It is 2021 and the idea of figuring out licensing, publishing and copyright law for musicians is still often greeted with groans and dithering conversations. Like most matters, education and knowledge banks go a long way. While the trail tapers off into a tiny barren patch of land that is publishing in India, it’s now getting a little more helpful hydration to follow. There are plenty of head-scratching junctures that any independent musician, songwriter, lyricist or manager/label can arrive at.
Here’s a quick look at how our understanding of royalties and publishing is changing alongside the entire ecosystem of music creation and performance in the country:
Understanding Your Rights
Often, the first step is the most daunting. In this case, it’s about understanding how publishing and other rights work, especially in India. But know this and hold it as true no matter whom you speak to: it’s important to know your rights. When it comes to publishing rights, one can take small steps first; it could start with simple communication in clear language over texts or emails which can then help build towards a trustworthy working relationship. The information is often easily accessible, whether it’s webinars or Q&A sessions with industry professionals and more. A bit of groundwork and easy access has already been provided on music licenses as well as publishing by publications like MusicPlus.
Selling Your Rights
It’s okay to think long and hard and grapple with mixed feelings when it comes to weighing out whether you’d sign away any or all future royalties on a piece of work in exchange for a lump sum. Different labels, brands and production houses operate with their own approach, which can leave artists seeking uniformity and clarity. At the same time, it leaves room for trying out different models and routes for artists, lyricists and songwriters. It could mean that you can settle on different agreements and find something that suits your needs each time your work is involved.
The Support System
If a contract looks daunting enough that you can’t even get through the first few lines without remembering some heavy school or college textbooks, help will always be at hand. By the admission of Priyanka Khimani, one of the country’s most visible entertainment IP legal experts, there aren’t that many IP lawyers who understand music and copyright, but if you believe time is money, it’s better to bring on a lawyer, manager or company instead of poring over contracts for days on end. The options don’t have to be as glitzy as getting an “entertainment lawyer” when there are companies such as Artistik License (founded by Manojna Yeluri) and Heard who pitch in at different stages.
Finding the Framework
The Indian Performing Rights Society (IPRS) are counted as one of the gatekeepers of composers and songwriters’ rights and their language too has steadily become more accessible and more inclusive to perhaps facilitate more membership. While the execution of their tasks are often brought into question, there’s certainly more lucidity than ever before for anyone wishing to sign up to stake claim to royalties.

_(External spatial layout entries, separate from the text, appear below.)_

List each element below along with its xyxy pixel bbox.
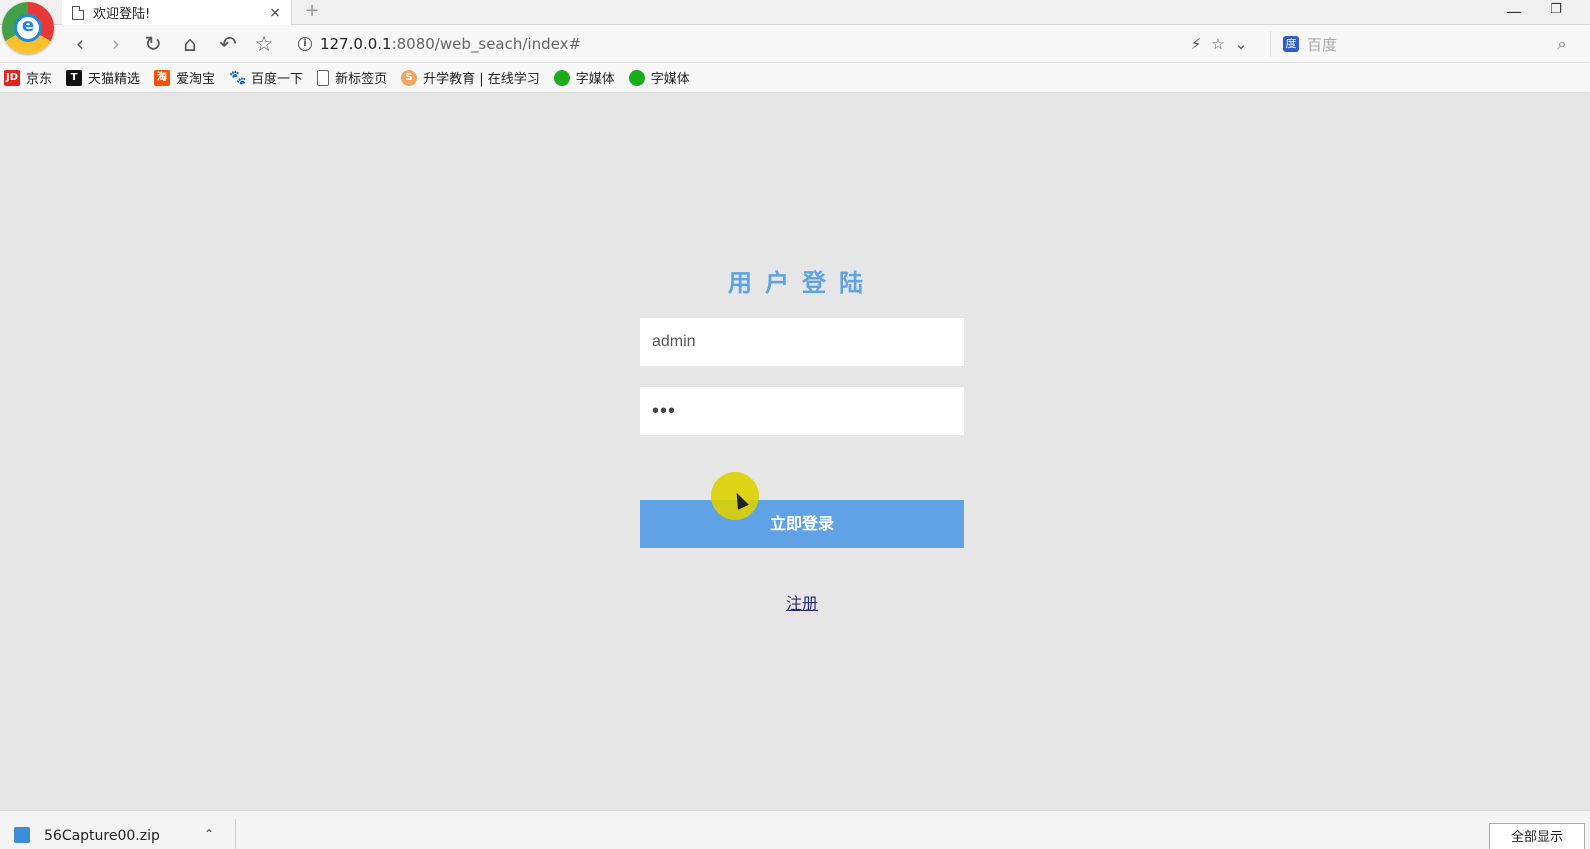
bookmark-jd[interactable]: JD 京东 — [4, 68, 52, 87]
undo-icon[interactable]: ↶ — [215, 31, 241, 57]
tab-close-icon[interactable]: × — [267, 5, 283, 21]
jd-icon: JD — [4, 69, 20, 86]
baidu-icon: 度 — [1283, 36, 1299, 52]
password-input[interactable]: ••• — [640, 387, 964, 435]
back-icon[interactable]: ‹ — [67, 31, 93, 57]
reload-icon[interactable]: ↻ — [140, 31, 166, 57]
bookmark-wechat-1[interactable]: 字媒体 — [553, 68, 615, 87]
login-title: 用户登陆 — [728, 269, 876, 297]
bookmark-wechat-2[interactable]: 字媒体 — [628, 68, 690, 87]
restore-button[interactable]: ❐ — [1544, 2, 1568, 22]
favorite-star-icon[interactable]: ☆ — [251, 31, 277, 57]
bookmark-newtab[interactable]: 新标签页 — [317, 68, 387, 87]
url-host: 127.0.0.1 — [320, 35, 392, 53]
bookmarks-bar: JD 京东 T 天猫精选 淘 爱淘宝 🐾 百度一下 新标签页 S 升学教育 | … — [0, 63, 1590, 93]
bookmark-education[interactable]: S 升学教育 | 在线学习 — [401, 68, 540, 87]
bookmark-label: 爱淘宝 — [176, 72, 216, 87]
tab-active[interactable]: 欢迎登陆! × — [62, 0, 292, 25]
bookmark-label: 天猫精选 — [88, 72, 141, 87]
nav-toolbar: ‹ › ↻ ⌂ ↶ ☆ i 127.0.0.1:8080/web_seach/i… — [0, 25, 1590, 63]
logo-letter: e — [21, 15, 35, 36]
chevron-down-icon[interactable]: ⌄ — [1231, 31, 1251, 57]
login-button[interactable]: 立即登录 — [640, 500, 964, 548]
bookmark-label: 升学教育 | 在线学习 — [423, 72, 540, 87]
forward-icon[interactable]: › — [103, 31, 129, 57]
bookmark-label: 京东 — [26, 72, 53, 87]
education-icon: S — [401, 69, 418, 86]
download-bar: 56Capture00.zip ⌃ 全部显示 — [0, 810, 1590, 849]
browser-logo-icon[interactable]: e — [2, 2, 54, 54]
minimize-button[interactable]: — — [1502, 2, 1526, 22]
new-tab-button[interactable]: + — [300, 0, 324, 25]
page-icon — [72, 5, 84, 20]
bookmark-label: 字媒体 — [650, 72, 690, 87]
bookmark-label: 字媒体 — [575, 72, 615, 87]
search-placeholder: 百度 — [1307, 35, 1338, 54]
site-info-icon[interactable]: i — [298, 37, 312, 51]
taobao-icon: 淘 — [154, 69, 171, 86]
wechat-icon — [628, 69, 645, 86]
zip-file-icon — [14, 827, 30, 843]
chevron-up-icon[interactable]: ⌃ — [204, 827, 214, 841]
address-bar[interactable]: i 127.0.0.1:8080/web_seach/index# — [292, 31, 1254, 57]
bookmark-label: 百度一下 — [251, 72, 304, 87]
bookmark-taobao[interactable]: 淘 爱淘宝 — [154, 68, 215, 87]
home-icon[interactable]: ⌂ — [177, 31, 203, 57]
baidu-paw-icon: 🐾 — [229, 69, 247, 86]
url-path: :8080/web_seach/index# — [391, 35, 582, 53]
show-all-button[interactable]: 全部显示 — [1489, 823, 1585, 849]
download-filename[interactable]: 56Capture00.zip — [44, 828, 160, 844]
search-icon[interactable]: ⌕ — [1552, 34, 1572, 54]
tab-title: 欢迎登陆! — [93, 7, 151, 22]
wechat-icon — [553, 69, 570, 86]
search-box[interactable]: 度 百度 ⌕ — [1270, 31, 1580, 57]
tmall-icon: T — [66, 69, 83, 86]
username-input[interactable]: admin — [640, 318, 964, 366]
register-link[interactable]: 注册 — [640, 590, 964, 614]
bookmark-baidu[interactable]: 🐾 百度一下 — [229, 68, 304, 88]
tab-strip: 欢迎登陆! × + — ❐ — [0, 0, 1590, 25]
divider — [235, 819, 236, 849]
lightning-icon[interactable]: ⚡ — [1186, 31, 1206, 57]
bookmark-tmall[interactable]: T 天猫精选 — [66, 68, 140, 87]
bookmark-star-icon[interactable]: ☆ — [1208, 31, 1228, 57]
bookmark-label: 新标签页 — [335, 72, 388, 87]
page-icon — [317, 69, 330, 86]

With plenty of seeds to plant in the publishing space in India, there are always more aspects that need demystifying. As is the case with most creative, loosely structured industries, the best way forward is more open dialogue and regular communication. It’s just as important to speak and query in the right spaces, and there’s plenty of online groups with experienced musicians or friendly social media pages like Music Business Toolbox and Indie Music Allies. As long as artists, stakeholders, labels, and everyone else have more conversations on these topics, we’ll likely find clarity.